What is also true is that Bass’ personality is different than either Churchill’s or Giuliani’s. Bass is a quiet, reserved, behind-the-scenes kind of politician. As a Congresswoman she was enormously effective for her constituents because of her ability to work the system. Bass has a formidable set of contacts and the ability to turn the levers of politics. So, although Bass failed in the necessary performative task of leadership during a catastrophe, most likely Bass will serve Los Angeles well in the days and months to come, as getting State and Federal funds, and passing legislation and cutting red tape so that rebuilding can occur.
Driving through the devastation in the Palisades, what struck me was not the wealth or the size of the homes – you can’t even tell anymore what was there. What struck me was all the lives, all the people who lived, went to work, played, shopped, All the working people whose lives were also part of the Palisades, the construction crews, the gardeners, the store owners, the people who worked at the grocery stores, the Starbucks, the restaurants. They too have suffered a terrible loss.
For my family, the last two weeks felt much like the Pandemic with us staying indoors and leaving only briefly to run to a pharmacy or pick up takeout. In the last few days, the sun has been shining, the sky is blue and, at least where we live, the air no longer has any fire-related smell.
However, as someone who wrote a book, 9/12, about the Ground Zero responders and the illnesses they developed, I would be remiss not to remind that in the days and months following Ground Zero, Mayor Giuliani, EPA administrator Christie Todd Whitman, and President George W. Bush, told New Yorkers that the air was safe to breathe. For tens of thousands of workers and downtown inhabitants that proved tragically untrue. Particulates and toxins vaporized at high temperatures can pass through the air without taste or smell. Even cars that have dust or ash on them that drive through new neighborhoods can spread dangerous toxins. So, be safe.

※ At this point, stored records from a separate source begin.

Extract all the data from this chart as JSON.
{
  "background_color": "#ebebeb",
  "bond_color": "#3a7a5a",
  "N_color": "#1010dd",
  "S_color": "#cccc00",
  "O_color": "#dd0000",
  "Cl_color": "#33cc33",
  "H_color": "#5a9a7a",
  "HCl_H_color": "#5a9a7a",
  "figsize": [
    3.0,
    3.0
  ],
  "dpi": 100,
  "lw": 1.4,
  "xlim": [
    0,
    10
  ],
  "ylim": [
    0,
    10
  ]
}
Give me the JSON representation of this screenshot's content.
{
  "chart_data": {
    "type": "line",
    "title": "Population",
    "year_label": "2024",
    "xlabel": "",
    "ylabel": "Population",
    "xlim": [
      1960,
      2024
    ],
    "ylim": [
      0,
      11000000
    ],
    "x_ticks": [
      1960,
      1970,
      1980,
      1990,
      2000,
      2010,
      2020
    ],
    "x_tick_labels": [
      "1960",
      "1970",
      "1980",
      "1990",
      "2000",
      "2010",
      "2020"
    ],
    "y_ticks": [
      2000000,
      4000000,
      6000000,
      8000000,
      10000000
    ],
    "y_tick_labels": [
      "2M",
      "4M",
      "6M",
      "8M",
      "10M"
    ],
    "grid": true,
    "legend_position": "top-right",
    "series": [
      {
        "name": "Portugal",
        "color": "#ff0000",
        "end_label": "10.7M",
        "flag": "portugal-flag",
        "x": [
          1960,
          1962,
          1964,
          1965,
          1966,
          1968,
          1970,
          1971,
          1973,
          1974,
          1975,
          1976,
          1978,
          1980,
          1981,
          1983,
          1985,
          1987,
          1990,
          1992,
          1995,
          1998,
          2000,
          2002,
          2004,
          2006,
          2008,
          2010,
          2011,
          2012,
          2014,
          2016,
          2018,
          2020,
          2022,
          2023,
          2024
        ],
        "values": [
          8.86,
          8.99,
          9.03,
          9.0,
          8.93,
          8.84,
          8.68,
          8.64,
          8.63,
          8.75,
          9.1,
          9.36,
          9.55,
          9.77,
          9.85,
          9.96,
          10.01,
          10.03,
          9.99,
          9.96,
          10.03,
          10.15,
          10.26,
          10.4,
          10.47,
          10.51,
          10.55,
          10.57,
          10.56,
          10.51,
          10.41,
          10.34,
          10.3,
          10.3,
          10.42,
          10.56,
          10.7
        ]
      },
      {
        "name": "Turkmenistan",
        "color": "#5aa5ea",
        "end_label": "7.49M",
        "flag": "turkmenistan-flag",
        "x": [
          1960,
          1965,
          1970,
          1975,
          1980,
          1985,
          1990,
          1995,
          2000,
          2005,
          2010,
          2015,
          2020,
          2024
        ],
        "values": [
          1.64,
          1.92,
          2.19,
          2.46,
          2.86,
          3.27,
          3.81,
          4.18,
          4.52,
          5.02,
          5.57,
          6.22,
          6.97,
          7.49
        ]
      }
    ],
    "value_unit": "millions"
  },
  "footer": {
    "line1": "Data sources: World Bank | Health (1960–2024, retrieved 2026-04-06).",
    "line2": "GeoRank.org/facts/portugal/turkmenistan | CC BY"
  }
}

Finally, what has been truly remarkable is the outpouring of support by individuals and organizations for Los Angeles. A friend of mine remarked that this good Samaritan helping impulse would not occur in Europe. He probably is right. There are many resources for those affected by the fires, including for artists.
As one example this is from a Getty press release: “A coalition of major arts organizations and philanthropists in Los Angeles led by the J. Paul Getty Trust, including the Mohn Art Collective (Hammer Museum, LACMA, and MOCA) partnered with East West Bank, today joined with the Mellon Foundation, the Helen Frankenthaler Foundation, The Andy Warhol Foundation for the Visual Arts, Qatar Museums, Ford Foundation, and other national and international institutions to announce the creation of the LA Arts Community Fire Relief Fund, an emergency relief fund for artists and arts workers… impacted by the devastating Los Angeles fires.
Los Angeles’ fashion, film and television, and arts communities have also come together in an unprecedented manner to provide, clothes, food, temporary housing resources. Many Los Angeles museums and cultural institutions will be free this weekend. T-shirts and Art prints have been created with funds going to help the victims of the fires.
Although the magnitude of this current tragedy will reverberate for many, many years to come, let us not forget the humanitarian response that represents the best of America.